Note donnée au disque :       
Dioneo › samedi 11 juillet 2015 - 15:03  message privé !
avatar

Mbheee ?

(En passant, je viens de voir que le mec/leader du groupe en question a joué sur scène au moins avec Zea, le projet solo de l'actuel chanteur de The Ex, tiens... Salauds de zicos qui brouillent les cases, dis-donc).

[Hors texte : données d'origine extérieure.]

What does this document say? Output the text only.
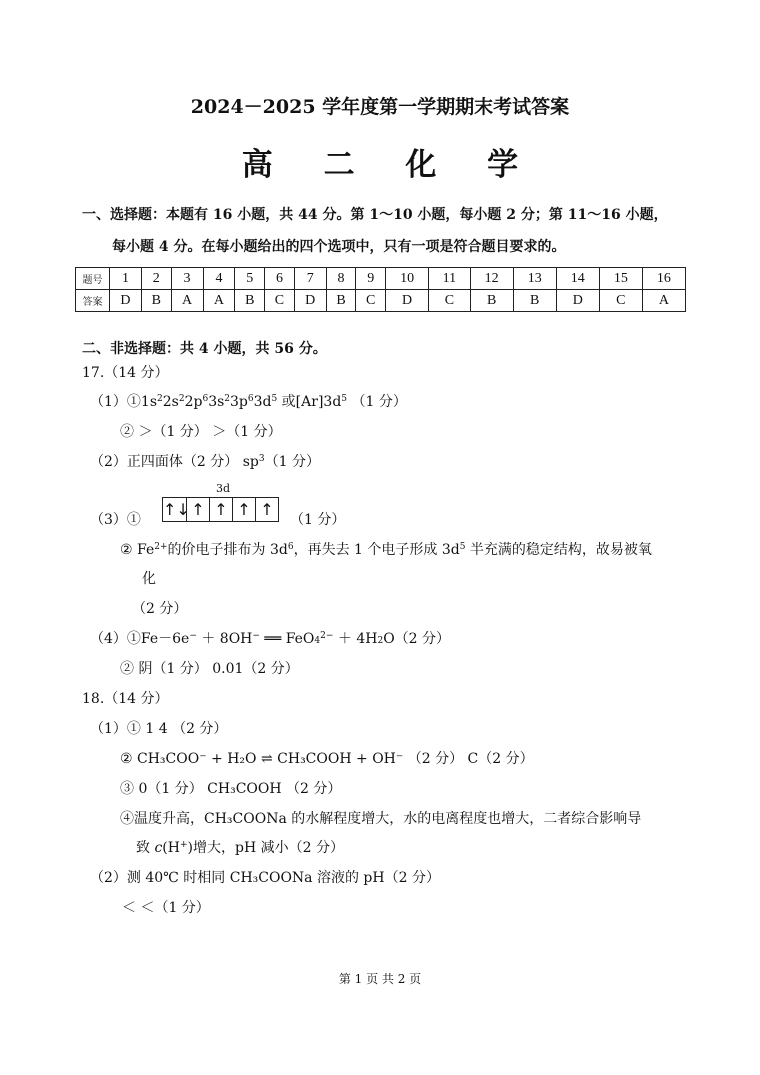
2024－2025 学年度第一学期期末考试答案
高 二 化 学
一、选择题：本题有 16 小题，共 44 分。第 1～10 小题，每小题 2 分；第 11～16 小题，
每小题 4 分。在每小题给出的四个选项中，只有一项是符合题目要求的。
题号	1	2	3	4	5	6	7	8	9	10	11	12	13	14	15	16
答案	D	B	A	A	B	C	D	B	C	D	C	B	B	D	C	A
二、非选择题：共 4 小题，共 56 分。
17.（14 分）
$(1)①1s^22s^22p^63s^23p^63d^5$ 或$[Ar]3d^5$ （1 分）
② ＞（1 分） ＞（1 分）
（2）正四面体（2 分） $sp^3(1$ 分）
3d
（3）①
↑↓ ↑ ↑ ↑ ↑
（1 分）
② $Fe^{2+}$的价电子排布为 $3d^6$，再失去 1 个电子形成 $3d^5$ 半充满的稳定结构，故易被氧
化
（2 分）
（4）①Fe－6e− ＋ 8OH− ══ $FeO_4^{2-} + 4H_2O(2$ 分）
② 阴（1 分） 0.01（2 分）
18.（14 分）
（1）① 1 4 （2 分）
② CH₃COO⁻ + H₂O ⇌ CH₃COOH + OH⁻ （2 分） C（2 分）
③ 0（1 分） CH₃COOH （2 分）
④温度升高，CH₃COONa 的水解程度增大，水的电离程度也增大，二者综合影响导
致 c(H+)增大，pH 减小（2 分）
（2）测 40℃ 时相同 CH₃COONa 溶液的 pH（2 分）
＜ ＜（1 分）
第 1 页 共 2 页
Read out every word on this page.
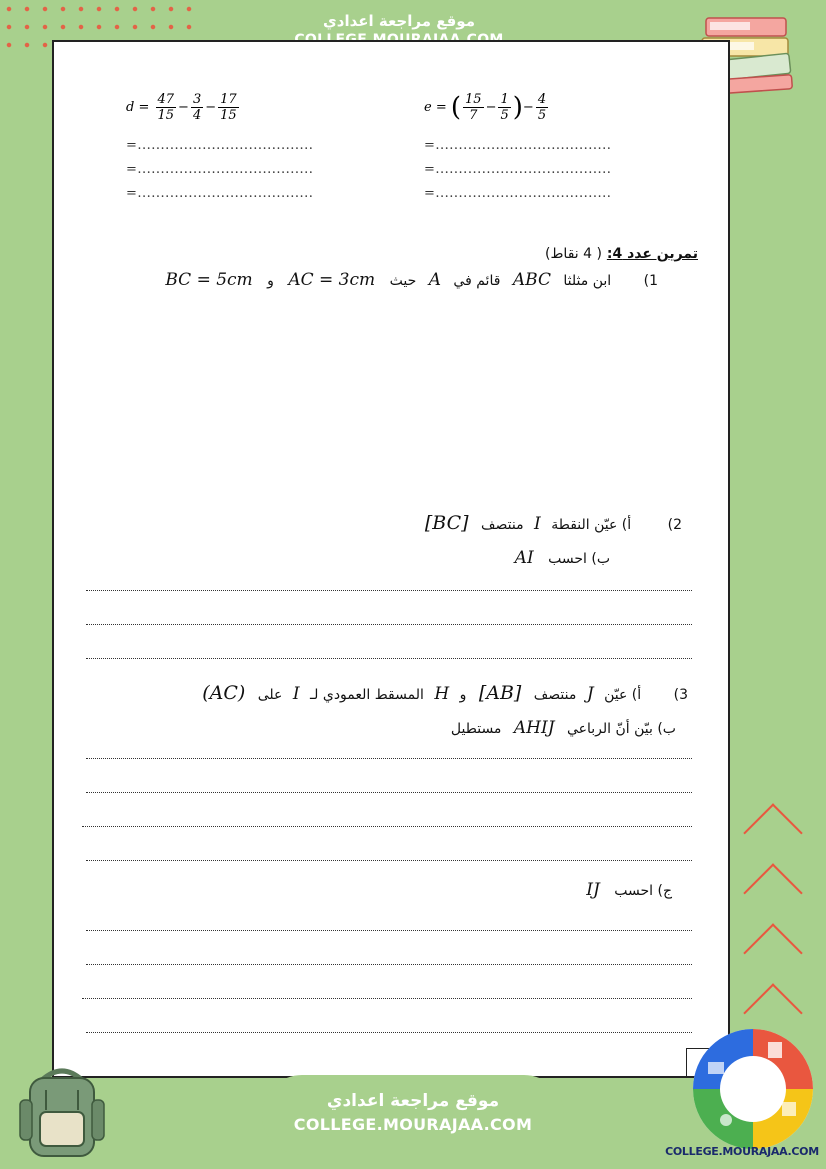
موقع مراجعة اعدادي
$d = \frac{47}{15} - \frac{3}{4} - \frac{17}{15}$
=......................................
=......................................
=......................................
e = ( $\frac{15}{7} - \frac{1}{5}$ )− $\frac{4}{5}$
=......................................
=......................................
=......................................
تمرين عدد 4: ( 4 نقاط)
1) ابن مثلثا ABC قائم في A حيث AC = 3cm و BC = 5cm
2) أ) عيّن النقطة I منتصف [BC]
ب) احسب AI
3) أ) عيّن J منتصف [AB] و H المسقط العمودي لـ I على (AC)
ب) بيّن أنّ الرباعي AHIJ مستطيل
ج) احسب IJ
موقع مراجعة اعدادي
COLLEGE.MOURAJAA.COM
COLLEGE.MOURAJAA.COM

dariev stands › samedi 11 juillet 2015 - 14:45  message privé !
avatar

" Ce ne sont pas des musiques universelles car volontairement agressive, dissonante et déstructurée". ça c'est n'importe quoi, par contre, seiji ;). Hier soir j'ai vu un groupe de musique trad ghanéen jouer et c'était plutôt agressif et dissonant à mes oreilles (notion subjective, mais bon je pars du principe qu'on a la même, celle d'un occidental biberonné à la pop), et c'était pas non plus hyper structuré, pourtant y'avait bien quelque chose qui relevait de l'universel, au vu de la réaction du public qui n'avait jamais entendu (je précise que j'ai adoré). Donc, attention, c'est pas parce qu'un disque est totalement inécoutable qu'il ne peut pas être universel, ça marche pas aussi simplement que ça. Qui n'a pas eu sa petite période maso à l'adolescence à chercher les aspérités en musique, à aller vers du métal extrême sans en avoir les clés (on commence toujours qqpart, et dieu sait qu'on commence pas tous par Metallica et Led Zep), et à déceler une part d'universel et de foncièrement attirant dans cette violence ? Ok, là comme ailleurs l'aspect social de la musique joue beaucoup, mais pas seulement. Pour qu'une musique "difficile" prenne ses galons de statut "culte", il faut nécessairement qu'il y ait un contingent de snobs qui écoutent "parce que ça fait bien", je crois... L'art à l'époque moderne a toujours fonctionné comme ça. D'ailleurs , c'est en train de changer,et pas pour le mieux...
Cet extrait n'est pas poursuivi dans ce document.